Getting a Second Wind
Don’t give up now — you’re just getting your second wind! This sailing phrase refers to the rejuvenating feeling of your sails catching a wind after being adrift, and is often used by runners to describe catching their breath after being exhausted. But in your everyday life, you’re more likely to get your second wind after writing a long report or staying up all night to finish work.
I’m In Your Corner
Both boxers and BFFs know how important it is to have someone in their corner. For the former, the people in their literal corner are their Cornermen, who give them water and mop up their sweat (and blood). In the BFF scenario, however, the people in your corner are your confidants who support you no matter what. Honestly, they’d also probably mop up your sweat and blood if you needed them to.
Jump the Gun
“Aren’t you jumping the gun?” your friend asks as you excitedly explain your marriage plans with someone you met yesterday. While there’s no real gun in this situation, there is one in the phrase’s origin — and real jumping, too.

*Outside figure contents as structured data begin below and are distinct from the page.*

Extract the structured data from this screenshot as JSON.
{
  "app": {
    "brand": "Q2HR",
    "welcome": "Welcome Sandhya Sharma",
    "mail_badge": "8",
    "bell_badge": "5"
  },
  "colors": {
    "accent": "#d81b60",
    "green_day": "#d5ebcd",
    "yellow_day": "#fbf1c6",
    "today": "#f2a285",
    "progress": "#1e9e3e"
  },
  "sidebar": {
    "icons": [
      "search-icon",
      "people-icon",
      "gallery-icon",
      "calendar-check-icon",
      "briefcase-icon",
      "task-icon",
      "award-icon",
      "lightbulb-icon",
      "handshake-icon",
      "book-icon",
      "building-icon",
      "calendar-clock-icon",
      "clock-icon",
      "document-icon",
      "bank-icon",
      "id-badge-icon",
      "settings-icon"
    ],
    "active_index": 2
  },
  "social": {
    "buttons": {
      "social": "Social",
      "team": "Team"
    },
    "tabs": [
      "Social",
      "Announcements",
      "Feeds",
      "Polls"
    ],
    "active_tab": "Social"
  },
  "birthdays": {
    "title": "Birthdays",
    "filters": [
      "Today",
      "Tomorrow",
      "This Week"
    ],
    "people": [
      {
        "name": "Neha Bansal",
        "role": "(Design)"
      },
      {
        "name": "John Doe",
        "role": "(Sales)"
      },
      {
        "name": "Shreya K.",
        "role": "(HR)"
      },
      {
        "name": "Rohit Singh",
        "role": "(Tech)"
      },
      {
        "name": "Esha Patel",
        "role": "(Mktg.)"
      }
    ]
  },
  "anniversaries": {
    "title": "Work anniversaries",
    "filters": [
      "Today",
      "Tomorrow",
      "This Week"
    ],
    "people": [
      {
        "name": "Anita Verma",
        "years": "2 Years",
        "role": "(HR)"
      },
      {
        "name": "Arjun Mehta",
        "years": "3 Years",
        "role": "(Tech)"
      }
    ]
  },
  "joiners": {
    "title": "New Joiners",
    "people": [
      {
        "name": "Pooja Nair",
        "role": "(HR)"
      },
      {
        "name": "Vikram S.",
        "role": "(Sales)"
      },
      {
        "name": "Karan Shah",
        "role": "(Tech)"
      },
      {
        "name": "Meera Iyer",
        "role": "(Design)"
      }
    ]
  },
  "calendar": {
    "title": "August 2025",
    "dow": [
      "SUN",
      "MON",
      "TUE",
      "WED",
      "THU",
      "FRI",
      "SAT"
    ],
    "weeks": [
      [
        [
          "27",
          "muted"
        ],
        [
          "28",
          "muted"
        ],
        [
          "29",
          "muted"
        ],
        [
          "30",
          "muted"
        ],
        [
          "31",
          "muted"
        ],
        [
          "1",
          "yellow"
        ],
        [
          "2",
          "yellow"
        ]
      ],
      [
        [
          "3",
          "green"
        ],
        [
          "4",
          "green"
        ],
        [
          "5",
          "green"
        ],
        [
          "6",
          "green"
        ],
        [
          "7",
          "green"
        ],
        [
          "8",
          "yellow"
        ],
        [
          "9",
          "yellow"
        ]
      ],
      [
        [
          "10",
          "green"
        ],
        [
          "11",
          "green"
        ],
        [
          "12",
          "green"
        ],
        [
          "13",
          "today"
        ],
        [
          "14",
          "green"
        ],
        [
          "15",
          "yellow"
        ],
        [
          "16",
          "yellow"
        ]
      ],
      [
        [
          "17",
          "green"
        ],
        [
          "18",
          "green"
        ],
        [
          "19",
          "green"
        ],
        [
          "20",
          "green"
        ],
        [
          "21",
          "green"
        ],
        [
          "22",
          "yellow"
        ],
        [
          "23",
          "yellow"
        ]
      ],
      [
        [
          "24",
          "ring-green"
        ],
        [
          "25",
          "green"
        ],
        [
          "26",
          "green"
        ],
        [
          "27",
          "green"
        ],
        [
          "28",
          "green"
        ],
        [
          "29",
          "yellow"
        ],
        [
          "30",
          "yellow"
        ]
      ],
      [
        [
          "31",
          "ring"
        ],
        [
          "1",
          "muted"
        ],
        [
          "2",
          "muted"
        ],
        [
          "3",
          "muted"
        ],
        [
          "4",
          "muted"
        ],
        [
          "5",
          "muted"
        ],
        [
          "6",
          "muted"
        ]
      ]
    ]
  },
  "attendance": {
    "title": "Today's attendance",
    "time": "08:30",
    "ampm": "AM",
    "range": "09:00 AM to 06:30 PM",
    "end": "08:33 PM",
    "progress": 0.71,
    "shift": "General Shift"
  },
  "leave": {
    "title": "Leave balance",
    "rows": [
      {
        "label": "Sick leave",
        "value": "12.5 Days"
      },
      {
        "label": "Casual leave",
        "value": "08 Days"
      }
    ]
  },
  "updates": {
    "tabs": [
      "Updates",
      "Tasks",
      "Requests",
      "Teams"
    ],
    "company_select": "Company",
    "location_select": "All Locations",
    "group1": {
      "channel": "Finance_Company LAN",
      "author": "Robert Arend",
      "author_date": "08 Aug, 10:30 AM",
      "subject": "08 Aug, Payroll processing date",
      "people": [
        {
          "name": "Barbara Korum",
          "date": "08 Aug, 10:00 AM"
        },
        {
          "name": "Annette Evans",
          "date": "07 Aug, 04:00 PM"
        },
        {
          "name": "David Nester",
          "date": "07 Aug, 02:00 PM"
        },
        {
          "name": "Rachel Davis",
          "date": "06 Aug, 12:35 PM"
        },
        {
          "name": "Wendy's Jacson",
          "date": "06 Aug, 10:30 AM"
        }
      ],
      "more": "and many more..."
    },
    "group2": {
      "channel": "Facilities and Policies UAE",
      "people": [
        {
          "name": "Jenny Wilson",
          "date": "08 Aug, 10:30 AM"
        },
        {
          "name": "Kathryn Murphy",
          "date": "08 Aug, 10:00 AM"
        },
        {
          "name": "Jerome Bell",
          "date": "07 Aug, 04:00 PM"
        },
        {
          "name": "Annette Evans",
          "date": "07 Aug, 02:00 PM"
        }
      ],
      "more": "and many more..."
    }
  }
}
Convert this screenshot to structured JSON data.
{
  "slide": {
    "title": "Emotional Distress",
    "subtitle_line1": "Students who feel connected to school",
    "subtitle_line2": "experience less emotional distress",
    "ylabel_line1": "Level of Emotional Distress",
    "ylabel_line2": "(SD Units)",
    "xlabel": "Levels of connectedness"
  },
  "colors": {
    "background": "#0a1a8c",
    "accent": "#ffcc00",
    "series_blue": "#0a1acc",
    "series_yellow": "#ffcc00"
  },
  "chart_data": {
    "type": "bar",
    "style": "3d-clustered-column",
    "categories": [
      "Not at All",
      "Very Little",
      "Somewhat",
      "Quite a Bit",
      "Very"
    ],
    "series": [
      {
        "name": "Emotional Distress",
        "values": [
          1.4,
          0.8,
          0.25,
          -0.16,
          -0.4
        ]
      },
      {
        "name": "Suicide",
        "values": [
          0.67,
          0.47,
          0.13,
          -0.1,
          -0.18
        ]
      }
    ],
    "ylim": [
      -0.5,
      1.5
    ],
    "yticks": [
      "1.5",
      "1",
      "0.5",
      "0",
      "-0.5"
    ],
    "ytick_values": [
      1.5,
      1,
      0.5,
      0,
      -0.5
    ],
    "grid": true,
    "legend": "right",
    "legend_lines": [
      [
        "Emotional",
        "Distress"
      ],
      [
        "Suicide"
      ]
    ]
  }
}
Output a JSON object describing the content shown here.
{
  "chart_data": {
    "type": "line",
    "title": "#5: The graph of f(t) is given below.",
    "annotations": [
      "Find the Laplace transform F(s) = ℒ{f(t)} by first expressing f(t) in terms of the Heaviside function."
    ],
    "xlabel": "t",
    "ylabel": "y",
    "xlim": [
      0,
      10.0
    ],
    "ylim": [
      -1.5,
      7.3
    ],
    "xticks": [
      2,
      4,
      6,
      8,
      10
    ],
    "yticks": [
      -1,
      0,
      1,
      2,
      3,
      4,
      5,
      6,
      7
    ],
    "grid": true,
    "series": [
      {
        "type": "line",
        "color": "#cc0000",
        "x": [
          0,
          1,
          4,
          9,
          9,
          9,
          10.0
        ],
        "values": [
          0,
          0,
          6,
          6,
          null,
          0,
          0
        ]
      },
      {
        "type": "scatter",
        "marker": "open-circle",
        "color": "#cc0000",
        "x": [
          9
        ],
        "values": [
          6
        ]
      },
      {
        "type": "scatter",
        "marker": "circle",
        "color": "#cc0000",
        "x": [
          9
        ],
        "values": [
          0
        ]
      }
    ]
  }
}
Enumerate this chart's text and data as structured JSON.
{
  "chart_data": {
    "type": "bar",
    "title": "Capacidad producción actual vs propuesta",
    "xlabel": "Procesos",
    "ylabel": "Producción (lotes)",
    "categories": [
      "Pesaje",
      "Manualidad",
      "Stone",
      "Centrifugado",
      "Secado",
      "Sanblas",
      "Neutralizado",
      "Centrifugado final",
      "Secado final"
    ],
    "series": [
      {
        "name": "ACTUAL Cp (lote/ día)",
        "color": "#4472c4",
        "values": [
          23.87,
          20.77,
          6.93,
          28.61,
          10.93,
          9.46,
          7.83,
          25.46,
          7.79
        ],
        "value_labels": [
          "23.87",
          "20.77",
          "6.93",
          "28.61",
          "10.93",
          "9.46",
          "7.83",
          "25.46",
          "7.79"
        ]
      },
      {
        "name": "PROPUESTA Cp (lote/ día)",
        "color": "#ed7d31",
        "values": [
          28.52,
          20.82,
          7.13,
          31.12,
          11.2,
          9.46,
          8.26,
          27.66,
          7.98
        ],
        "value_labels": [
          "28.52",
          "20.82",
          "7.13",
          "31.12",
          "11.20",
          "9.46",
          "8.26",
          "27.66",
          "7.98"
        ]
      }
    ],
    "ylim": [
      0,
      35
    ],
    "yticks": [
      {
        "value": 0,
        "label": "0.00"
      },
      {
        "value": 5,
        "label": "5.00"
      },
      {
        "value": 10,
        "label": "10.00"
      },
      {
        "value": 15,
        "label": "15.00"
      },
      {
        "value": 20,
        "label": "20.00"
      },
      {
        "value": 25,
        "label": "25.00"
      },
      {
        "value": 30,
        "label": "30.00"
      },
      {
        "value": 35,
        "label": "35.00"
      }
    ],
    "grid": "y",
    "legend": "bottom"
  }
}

It comes from track and field, where a runner’s tendency to jump onto the track before the starter pistol has been fired could result in their disqualification. Essentially, it means “don’t take action too early,” and definitely applies to your 24-hour romance.
Knock It Out of the Park
In baseball, there’s no better feeling than swinging your bat and watching a home run soar over the fence. Your feet barely touch the ground as you run the bases; you feel like you’re flying yourself. A comparable feeling to knocking it out of the park is doing a stellar job on something, whether it’s a work presentation or a fantastic first date.
Par for the Course
The golfing term par for the course describes something that’s generally expected (as in the average number of strokes needed to complete a golf course). Your brother’s late again? That’s par for the course. Food is expensive at the airport? Yeah, that’s par for the course. You don’t have to like it, but you do have to accept it. (This phrase is less confusing than subpar, which means “below average” off the course — while under par means “above average” on the course. Don’t think about it too much.)
A slam dunk is a surefire, easy, no-lose situation. Much like its basketball namesake, where a player jumps up to thrust the ball through the hoop, a slam dunk doesn’t take much effort and feels amazing to accomplish. A lawyer’s slam dunk case may be rife with evidence and witnesses, while an advertising company’s slam dunk proposal would be impossible to reject.